自社の仕事に自信がない、またはあまり利益について考えないと安易な値下げによる対応を常態化させてしまう、という話

弊社との取引きがもう数年となる元請業者がいる。年間にしてある程度の件数を発注していただけることもあり、お付き合いを継続しているのだが、ある点において少し問題視している。

そのある点というのは値引き要請の頻度。案件によってどうしても予算が合わずお願いされるのならまだしも、その業者の頻度ときたらほぼ毎回である。事前にお見積りを提出している金額から平均して10~15%前後の値引き要請となるため、困ったものだと呆れている。

こう毎回のように値引きの要請があると、ダメ元でお願いして値引きしてもらえたらラッキーとでも思っているのか、おそらく弊社以外の業者においても同じような措置を取っていると思われる。

その措置とは、この業者からの値引き要請を考慮して、はじめから少し高めのお見積りを提出する、というものだ。結局のところプラマイゼロとなる茶番のような話だが、あまりにも頻度高く値引きの要請をしてくる元請業者の扱いは必然的にこうなってしまうのである。

しかも、信頼度は毀損され、ブラックリストとまではいわないが、下請業者に適正な利益を提供する努力を怠る業者として、優先度が低くなってしまうのだ。

逆に下請業者にも、すぐに値引きでの対応をしてしまう会社がよく見受けられるが、利益の根拠を考えたとき、簡単に値引きができるくらいなら、はじめからもっと低い金額で提示しているわけであるからして、まともな会社が見積りを提示する際は、適正な利益を上乗せして提示する。

その適正な金額に対し簡単に「もう少し安くしろ」というのは受け取り側の傲慢で、ケースバイケースにより、致し方ない場合ならまだしも、大した理由もなく買いたたく姿勢というのは、長い目で見て下請業者の首を絞めていることに変わりはない。

気が弱く、自信のない下請業者や、値引きに慣れてしまい、利益のことをあまり深く考えないようになってしまった下請業者については同罪かと思うが、質の高い仕事を維持するには適正な利益が必要なのはどこの会社も同じだと思うのだ。

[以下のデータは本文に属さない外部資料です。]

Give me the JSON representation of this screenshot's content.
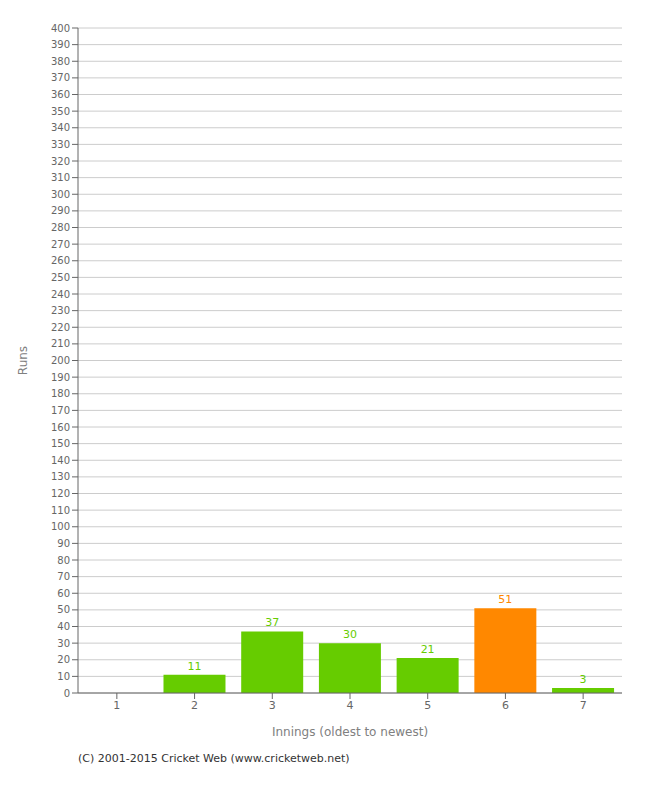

売上げから原価を引いた利益には、どれだけ顧客に対しての価値を考えたかの熱量も含まれており、その意図を組まず、こちらの経営資源が乏しくなることを考慮していただけないのなら、それは相互関係においてバランスが崩れている状態であるゆえ、顧客として認識されなく恐れが出てくる。

仕事を依頼したことでマウントを取り、言うことを聞け、という態度の方が時々いらっしゃるが、弊社にとってそのような方は顧客としてみなさないという私的な判断基準から、お仕事やお取引きをお断りさせていただくケースも少なくない。

今回例に挙げた元請業者はそこまでではないが、仕事をする側がどんな気持ちで取り組んでいるか考えないと、あるときバッサリと関係を断ち切られる可能性は十分にある。

それほど会社にとって利益とは重要なものなのだ。仕事を依頼する側も、受ける側もその辺を考慮して日々の商売に向き合った方がいい。仕事の質も信頼も利益が途絶えれば失ってしまうのだから。